I have about 400G of data in 15 .csv.gz
files, overall 2e9 records with 20 columns, same schema in each file. I would like to read all of them and save in a single .feather
file for further analysis.
I could not figure out how to do this using DataStreams
, I tried to use append = true
but file is not appended but overwritten (MWE below).
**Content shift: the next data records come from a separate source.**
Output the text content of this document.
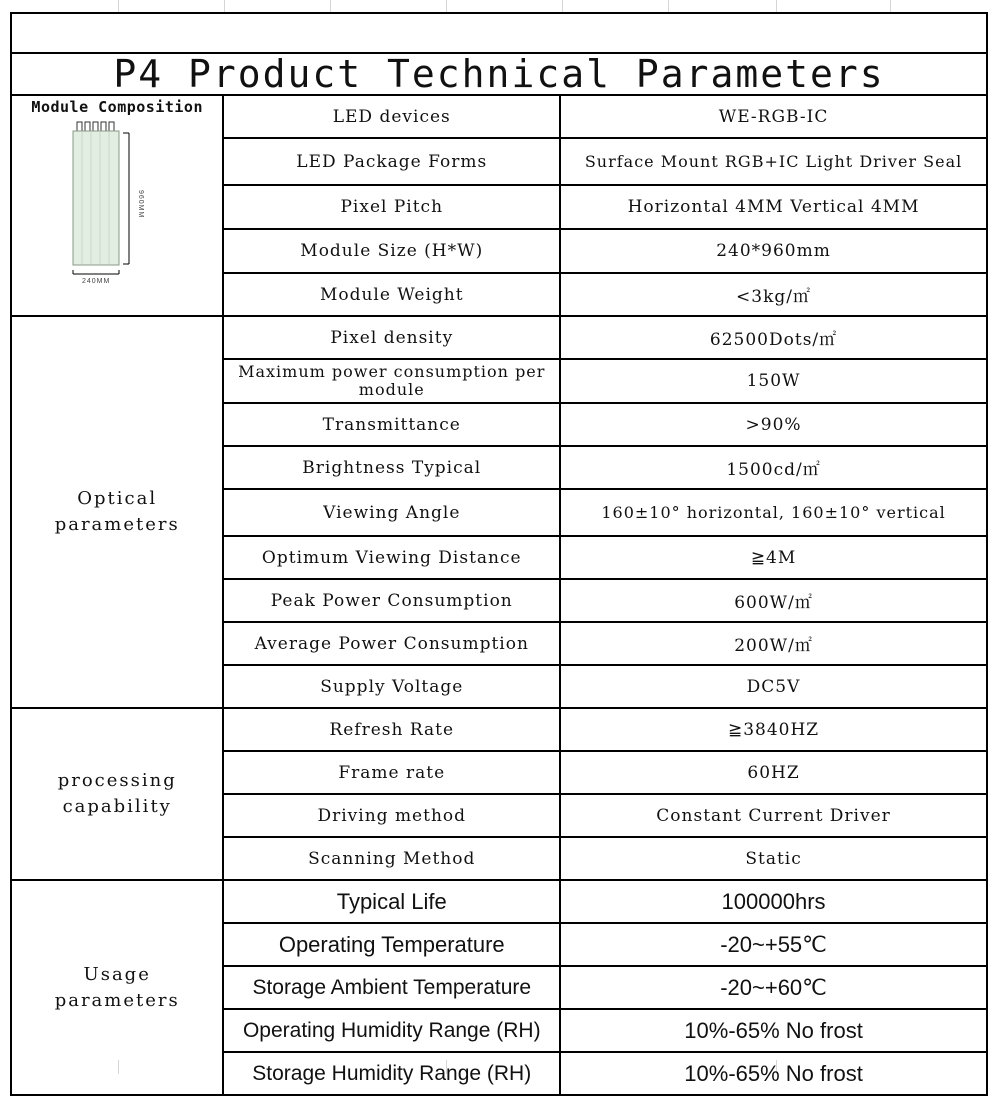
P4 Product Technical Parameters		

Module Composition
960MM
240MM	LED devices	WE-RGB-IC
	LED Package Forms	Surface Mount RGB+IC Light Driver Seal
	Pixel Pitch	Horizontal 4MM Vertical 4MM
	Module Size (H*W)	240*960mm
	Module Weight	<3kg/㎡
Optical parameters	Pixel density	62500Dots/㎡
	Maximum power consumption per module	150W
	Transmittance	>90%
	Brightness Typical	1500cd/㎡
	Viewing Angle	160±10° horizontal, 160±10° vertical
	Optimum Viewing Distance	≧4M
	Peak Power Consumption	600W/㎡
	Average Power Consumption	200W/㎡
	Supply Voltage	DC5V
processing capability	Refresh Rate	≧3840HZ
	Frame rate	60HZ
	Driving method	Constant Current Driver
	Scanning Method	Static
Usage parameters	Typical Life	100000hrs
	Operating Temperature	-20~+55℃
	Storage Ambient Temperature	-20~+60℃
	Operating Humidity Range (RH)	10%-65% No frost
	Storage Humidity Range (RH)	10%-65% No frost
Also, I am wondering if I can do this directly if the total data would not fit into memory (which is the case), since Feather.jl
apparently needs to read in the old data before appending. Or would mmap
bypass this difficulty? If not, should I use an interim step, eg an SQLite
database? In any case, the MWE is
using DataStreams
using CSV
using Feather
using DataTables
# data for the MWE
dt = DataTable(A = 1:10, B = 99:-1:90)
CSV.write("/tmp/test1.csv", dt)
CSV.write("/tmp/test2.csv", dt)
# read and copy first file
src1 = CSV.Source("/tmp/test1.csv")
snk = Feather.Sink("/tmp/test.feather", Data.schema(src1))
Data.stream!(src1, snk)
# read and copy second file
src2 = CSV.Source("/tmp/test2.csv")
snk = Feather.Sink("/tmp/test.feather", Data.schema(src2); append = true)
Data.stream!(src2, snk)
# close
Data.close!(snk)
# data is not appended but overwritten
src_all = Feather.Source("/tmp/test.feather")
Using 0.6-rc1
, released versions of all packages.